Differentiating Pathway-Specific From Nonspecific Effects in High-Throughput Toxicity Data: A Foundation for Prioritizing Adverse Outcome Pathway Development

Abstract

The U.S. Environmental Protection Agency's ToxCast program has screened thousands of chemicals for biological activity, primarily using high-throughput in vitro bioassays. Adverse outcome pathways (AOPs) offer a means to link pathway-specific biological activities with potential apical effects relevant to risk assessors. Thus, efforts are underway to develop AOPs relevant to pathway-specific perturbations detected in ToxCast assays.
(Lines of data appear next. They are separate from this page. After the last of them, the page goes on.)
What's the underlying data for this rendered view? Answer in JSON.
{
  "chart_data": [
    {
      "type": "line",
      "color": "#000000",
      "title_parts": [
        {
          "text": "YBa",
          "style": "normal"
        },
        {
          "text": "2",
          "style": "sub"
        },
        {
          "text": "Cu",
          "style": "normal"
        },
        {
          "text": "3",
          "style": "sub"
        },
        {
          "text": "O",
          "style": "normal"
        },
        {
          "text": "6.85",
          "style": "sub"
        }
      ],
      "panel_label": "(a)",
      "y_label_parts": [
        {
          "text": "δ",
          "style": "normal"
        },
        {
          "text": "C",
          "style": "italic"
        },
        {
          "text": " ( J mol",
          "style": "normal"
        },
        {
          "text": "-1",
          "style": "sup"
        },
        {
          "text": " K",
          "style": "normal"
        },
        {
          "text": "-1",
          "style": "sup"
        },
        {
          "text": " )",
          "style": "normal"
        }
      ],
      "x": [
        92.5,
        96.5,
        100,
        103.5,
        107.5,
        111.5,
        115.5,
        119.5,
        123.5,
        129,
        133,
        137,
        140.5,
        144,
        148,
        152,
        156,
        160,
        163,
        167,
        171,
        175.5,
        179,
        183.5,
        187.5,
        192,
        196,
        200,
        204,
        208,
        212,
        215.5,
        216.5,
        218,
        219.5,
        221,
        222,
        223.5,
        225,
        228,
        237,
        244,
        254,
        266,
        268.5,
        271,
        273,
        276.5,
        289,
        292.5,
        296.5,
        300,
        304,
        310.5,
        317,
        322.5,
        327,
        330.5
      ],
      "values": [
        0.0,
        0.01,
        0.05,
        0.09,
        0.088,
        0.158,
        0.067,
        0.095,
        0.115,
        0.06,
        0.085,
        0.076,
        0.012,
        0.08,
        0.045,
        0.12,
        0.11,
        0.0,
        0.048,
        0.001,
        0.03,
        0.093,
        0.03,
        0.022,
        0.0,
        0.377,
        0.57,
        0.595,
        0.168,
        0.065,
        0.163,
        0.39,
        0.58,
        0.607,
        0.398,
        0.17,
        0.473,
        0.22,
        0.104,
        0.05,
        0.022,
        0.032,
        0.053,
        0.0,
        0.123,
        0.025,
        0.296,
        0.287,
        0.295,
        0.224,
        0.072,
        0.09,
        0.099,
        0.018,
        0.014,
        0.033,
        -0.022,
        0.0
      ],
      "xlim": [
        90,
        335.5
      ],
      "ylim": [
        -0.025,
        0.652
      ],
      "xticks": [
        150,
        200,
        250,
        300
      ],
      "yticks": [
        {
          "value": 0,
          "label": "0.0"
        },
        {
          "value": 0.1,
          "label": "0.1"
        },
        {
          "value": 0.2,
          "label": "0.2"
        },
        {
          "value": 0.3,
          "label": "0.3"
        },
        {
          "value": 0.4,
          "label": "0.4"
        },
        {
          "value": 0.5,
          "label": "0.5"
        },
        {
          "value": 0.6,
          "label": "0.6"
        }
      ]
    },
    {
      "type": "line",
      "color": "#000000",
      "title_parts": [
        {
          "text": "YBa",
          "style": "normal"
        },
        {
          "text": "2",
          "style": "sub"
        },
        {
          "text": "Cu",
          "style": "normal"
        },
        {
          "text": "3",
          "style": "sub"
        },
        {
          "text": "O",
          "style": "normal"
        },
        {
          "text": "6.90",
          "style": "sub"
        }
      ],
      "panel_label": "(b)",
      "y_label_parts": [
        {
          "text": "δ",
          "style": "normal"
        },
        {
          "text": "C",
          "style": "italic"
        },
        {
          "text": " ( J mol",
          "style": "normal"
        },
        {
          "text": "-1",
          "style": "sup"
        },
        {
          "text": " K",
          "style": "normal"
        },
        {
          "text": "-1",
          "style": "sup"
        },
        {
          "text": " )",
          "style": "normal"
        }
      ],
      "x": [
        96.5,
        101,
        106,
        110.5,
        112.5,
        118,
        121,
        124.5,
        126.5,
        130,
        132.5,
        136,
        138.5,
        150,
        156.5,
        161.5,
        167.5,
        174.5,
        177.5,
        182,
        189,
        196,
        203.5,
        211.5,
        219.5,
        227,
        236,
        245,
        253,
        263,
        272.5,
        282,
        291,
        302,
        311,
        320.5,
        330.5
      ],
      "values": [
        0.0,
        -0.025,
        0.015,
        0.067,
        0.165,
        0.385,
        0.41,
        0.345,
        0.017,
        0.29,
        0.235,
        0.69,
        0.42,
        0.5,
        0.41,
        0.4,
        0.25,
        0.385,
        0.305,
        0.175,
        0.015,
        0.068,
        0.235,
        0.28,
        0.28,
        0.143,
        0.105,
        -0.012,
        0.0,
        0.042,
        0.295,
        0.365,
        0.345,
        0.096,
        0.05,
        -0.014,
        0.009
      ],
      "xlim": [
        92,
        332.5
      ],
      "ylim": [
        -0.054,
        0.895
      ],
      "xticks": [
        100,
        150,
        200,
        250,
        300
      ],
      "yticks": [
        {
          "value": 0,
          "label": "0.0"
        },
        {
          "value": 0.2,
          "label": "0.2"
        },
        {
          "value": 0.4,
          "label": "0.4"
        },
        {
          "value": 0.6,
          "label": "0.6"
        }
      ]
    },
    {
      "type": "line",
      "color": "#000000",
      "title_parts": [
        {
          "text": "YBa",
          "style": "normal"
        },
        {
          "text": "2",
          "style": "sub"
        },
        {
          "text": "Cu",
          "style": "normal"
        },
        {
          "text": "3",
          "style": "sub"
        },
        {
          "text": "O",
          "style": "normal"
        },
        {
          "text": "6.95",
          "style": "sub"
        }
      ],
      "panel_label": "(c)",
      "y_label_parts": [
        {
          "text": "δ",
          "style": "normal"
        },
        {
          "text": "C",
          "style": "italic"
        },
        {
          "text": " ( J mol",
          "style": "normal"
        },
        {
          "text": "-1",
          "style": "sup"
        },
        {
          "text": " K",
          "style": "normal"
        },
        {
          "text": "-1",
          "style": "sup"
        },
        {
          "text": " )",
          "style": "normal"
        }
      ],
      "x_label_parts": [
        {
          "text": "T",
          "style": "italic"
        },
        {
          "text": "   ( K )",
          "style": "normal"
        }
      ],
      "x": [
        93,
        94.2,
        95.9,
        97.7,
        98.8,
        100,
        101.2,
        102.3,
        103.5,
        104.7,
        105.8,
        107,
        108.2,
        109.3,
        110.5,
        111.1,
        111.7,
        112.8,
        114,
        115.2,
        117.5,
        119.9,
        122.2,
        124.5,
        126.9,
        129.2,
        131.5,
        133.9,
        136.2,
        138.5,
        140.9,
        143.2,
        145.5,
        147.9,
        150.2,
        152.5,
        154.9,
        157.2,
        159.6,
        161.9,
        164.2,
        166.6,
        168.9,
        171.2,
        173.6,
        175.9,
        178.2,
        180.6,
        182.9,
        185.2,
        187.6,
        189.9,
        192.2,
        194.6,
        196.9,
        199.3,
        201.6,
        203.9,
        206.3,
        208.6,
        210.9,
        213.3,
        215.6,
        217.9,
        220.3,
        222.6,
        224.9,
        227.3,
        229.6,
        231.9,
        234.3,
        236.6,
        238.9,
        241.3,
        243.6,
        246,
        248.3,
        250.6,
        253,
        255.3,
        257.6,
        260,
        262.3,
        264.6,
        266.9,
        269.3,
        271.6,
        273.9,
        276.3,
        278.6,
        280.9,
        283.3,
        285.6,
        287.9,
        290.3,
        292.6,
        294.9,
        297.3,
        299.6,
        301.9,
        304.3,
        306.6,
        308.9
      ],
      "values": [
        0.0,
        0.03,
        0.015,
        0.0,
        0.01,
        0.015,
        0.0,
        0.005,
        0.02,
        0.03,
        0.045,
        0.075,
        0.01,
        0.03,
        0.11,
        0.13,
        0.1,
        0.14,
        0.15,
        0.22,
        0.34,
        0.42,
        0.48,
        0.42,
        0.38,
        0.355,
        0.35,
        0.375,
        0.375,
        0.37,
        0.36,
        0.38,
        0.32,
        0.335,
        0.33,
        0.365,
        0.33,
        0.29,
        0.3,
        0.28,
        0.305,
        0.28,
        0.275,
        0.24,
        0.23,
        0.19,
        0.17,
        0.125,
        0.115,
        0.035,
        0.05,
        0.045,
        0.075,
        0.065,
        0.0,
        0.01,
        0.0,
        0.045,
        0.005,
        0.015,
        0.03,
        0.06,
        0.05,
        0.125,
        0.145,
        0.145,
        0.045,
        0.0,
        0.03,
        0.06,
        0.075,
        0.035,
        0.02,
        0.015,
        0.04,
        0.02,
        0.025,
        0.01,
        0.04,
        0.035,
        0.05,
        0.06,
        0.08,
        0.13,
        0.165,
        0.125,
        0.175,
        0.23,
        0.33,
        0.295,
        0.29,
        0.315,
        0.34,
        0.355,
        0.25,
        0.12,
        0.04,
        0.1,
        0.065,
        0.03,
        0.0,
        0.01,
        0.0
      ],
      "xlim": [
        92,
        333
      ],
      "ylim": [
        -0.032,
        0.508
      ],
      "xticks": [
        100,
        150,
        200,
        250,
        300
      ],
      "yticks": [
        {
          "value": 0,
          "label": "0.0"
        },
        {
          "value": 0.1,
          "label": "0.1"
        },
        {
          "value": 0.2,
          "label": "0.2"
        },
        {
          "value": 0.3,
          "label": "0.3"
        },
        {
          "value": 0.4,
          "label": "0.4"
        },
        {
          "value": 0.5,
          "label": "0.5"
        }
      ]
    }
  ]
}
Previous work identified a "cytotoxic burst" (CTB) phenomenon wherein large numbers of the ToxCast assays begin to respond at or near test chemical concentrations that elicit cytotoxicity, and a statistical approach to defining the bounds of the CTB was developed. To focus AOP development on the molecular targets corresponding to ToxCast assays indicating pathway-specific effects, we conducted a meta-analysis to identify which assays most frequently respond at concentrations below the CTB. A preliminary list of potentially important, target-specific assays was determined by ranking assays by the fraction of chemical hits below the CTB compared with the number of chemicals tested. Additional priority assays were identified using a diagnostic-odds-ratio approach which gives greater ranking to assays with high specificity but low responsivity. Combined, the two prioritization methods identified several novel targets (e.g., peripheral benzodiazepine and progesterone receptors) to prioritize for AOP development, and affirmed the importance of a number of existing AOPs aligned with ToxCast targets (e.g., thyroperoxidase, estrogen receptor, aromatase). The prioritization approaches did not appear to be influenced by inter-assay differences in chemical bioavailability. Furthermore, the outcomes were robust based on a variety of different parameters used to define the CTB.

Figure 1.

Illustration of a chemical-assay dose-response curve annotated with the ToxCast pipeline metrics: maximal activity or top value (T), concentration at ½ maximal activity (AC50), and concentration at cut-off (ACC).

Figure 2.

Distribution of ToxCast assays with biomolecular targets according to assay responsivity (hits/chemicals tested) versus sensitivity (hits < CTBlb/hits). Assays were ranked according to hits < CTBlb/chemicals tested (A) or diagnostic odds ratio (B): top 95th percentile (diamond), 95th > percentile > 90th (square), 90th > percentile >80th (triangle), and < 80th percentile (circle). The two approaches prioritized the assays similarly, although the diagnostic odds ratio favored highly specific, less sensitive assays (inset, B).

Figure 3.

Assay rank versus assay content in terms of % protein (filled triangles) and % lipid (open circles). Assay rank was determined according to the number of chemical-assay hits < CTBlb/chemicals tested. Percent protein and lipid (v/v) were determined by Fischer et al. (2017) for 25 Tox21 assays and are presented on a logarithmic (base 10) scale. Neither system % lipid nor % protein appeared to influence the assay rank.

Figure 4.

Regression of assay rank (determined as hits < CTBlb/chemicals tested) versus EC50_free/AC50 for 25 TOX21 assays modeled by Fischer et al. (2017). Toxicity data for ARE_BLA_agonist_viability were not provided. The slope was not significantly different from zero (95% confidence intervals: −0.01953 to 0.2712), suggesting that chemical bioavailability was not a determinant of the ranking.

Figure 5.

Regression of EC50_mem/AC50 and the nominal hit concentration relation to the burst threshold (AC50-CTBlb) for chemical assay data falling within the CTB (AC50-CTBlb > 0). No significant correlation between the factors driving chemical partitioning to the cellular membrane (EC50mem/AC50) and the relationship of the hit from the CTB threshold (CTBlb) was determined, suggesting that even in cell-based assays, the CTB effect is more complicated than simple baseline toxicity. Slope regression was 0.0016 with a 95% confidence interval of −0.0020 to 0.0051.